After years of unsuccessful attempts, the California legislators have finally passed and gotten a governor to sign into law requirements for charter schools to have their governance meetings and records subject to the state’s transparency laws for local agencies, and their officials subject to its conflict of interest laws.
On March 5 Governor Newsom signed AB 126 by Assembly Member Connie Leyva (D-Chino). The Senate Education Committee’s consultant provides a thorough analysis, but the Legislative Counsel’s Digest of AB 126 sums the bill up thus:
This bill provides that charter schools and entities managing charter schools are subject to the Ralph M. Brown Act, unless the charter school is operated by an entity governed by the Bagley-Keene Open Meeting Act, in which case the charter school would be subject to that Act, except as specified.
The bill requires specified charter schools or entities managing charter schools to hold meetings in specified locations. It prohibits a meeting of the governing body of a charter school to discuss items related to the operation of the charter school from including the discussion any item regarding an activity of the body that is unrelated to the operation of the charter school.

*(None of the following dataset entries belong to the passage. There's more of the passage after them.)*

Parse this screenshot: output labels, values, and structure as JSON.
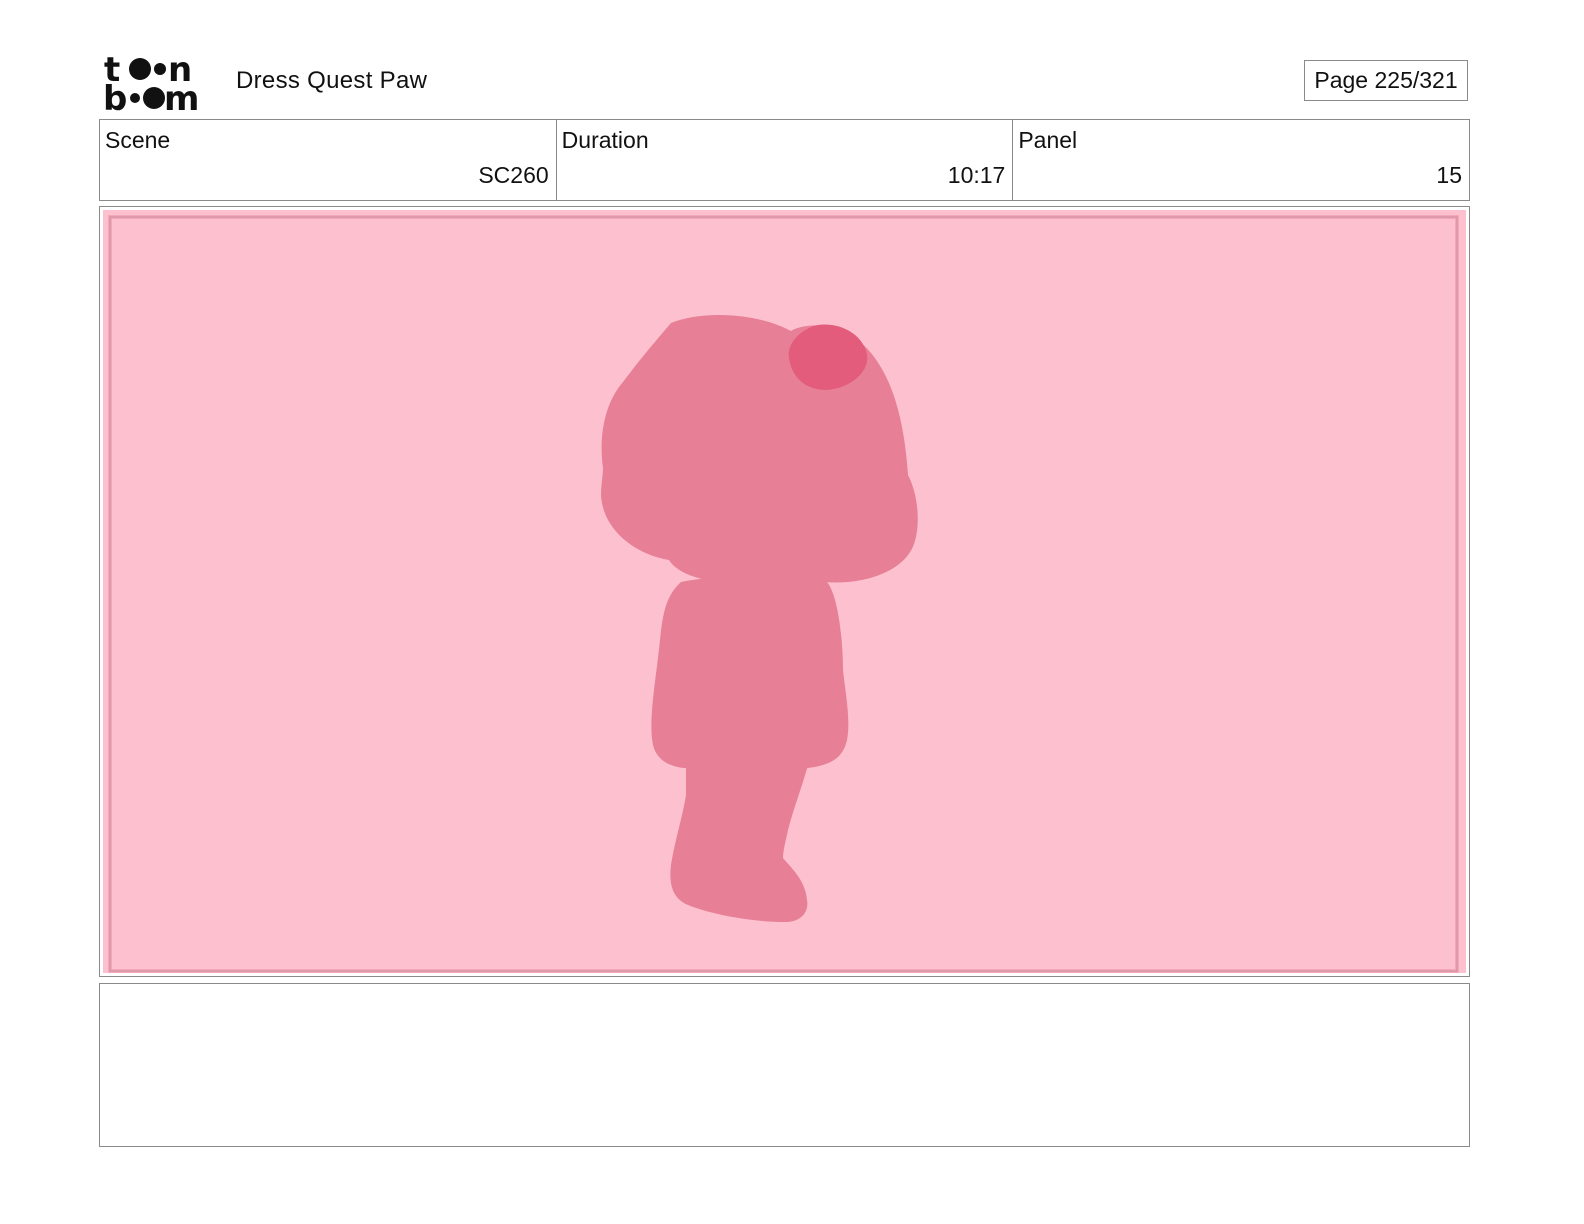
{
  "header": {
    "logo_text": "toon boom",
    "project_title": "Dress Quest Paw",
    "page_indicator": "Page 225/321"
  },
  "info": {
    "scene_label": "Scene",
    "scene_value": "SC260",
    "duration_label": "Duration",
    "duration_value": "10:17",
    "panel_label": "Panel",
    "panel_value": "15"
  },
  "panel": {
    "background_color": "#fdc0cf",
    "frame_color": "#f3a8ba",
    "silhouette_color": "#e77f96",
    "accent_color": "#e35c7c"
  },
  "notes": {
    "text": ""
  }
}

The California Public Records Act requires state and local agencies to make their records available for public inspection and to make copies available upon request and payment of a fee unless the records are exempt from disclosure.
This bill expressly states that charter schools and entities managing charter schools are subject to the California Public Records Act, except as specified.
Existing law prohibits certain public officials, including, but not limited to, state, county, or district officers or employees, from being financially interested in any contract made by them in their official capacity or by any body or board of which they are members, except as provided.
This bill expressly states that charter schools and entities managing charter schools are subject to these provisions, except that an employee of a charter school is not disqualified from serving as a member of the governing body of the school because of that employment status. The bill requires a member of the governing body who is also an employee of the charter school to abstain from voting on, or influencing or attempting to influence another member of the body regarding any matter uniquely affecting that member’s own employment.
The Political Reform Act of 1974 requires every state agency and local governmental agency to adopt a conflict-of-interest code, formulated at the most decentralized level possible, that requires designated employees of the agency to file statements of economic interest disclosing any investments, business positions, interests in real property, or sources of income that may foreseeably be affected materially by any governmental decision made or participated in by the designated employee by virtue of that employee’s position.
This bill expressly states that charter schools and entities managing charter schools are subject to the Political Reform Act of 1974, except as specified.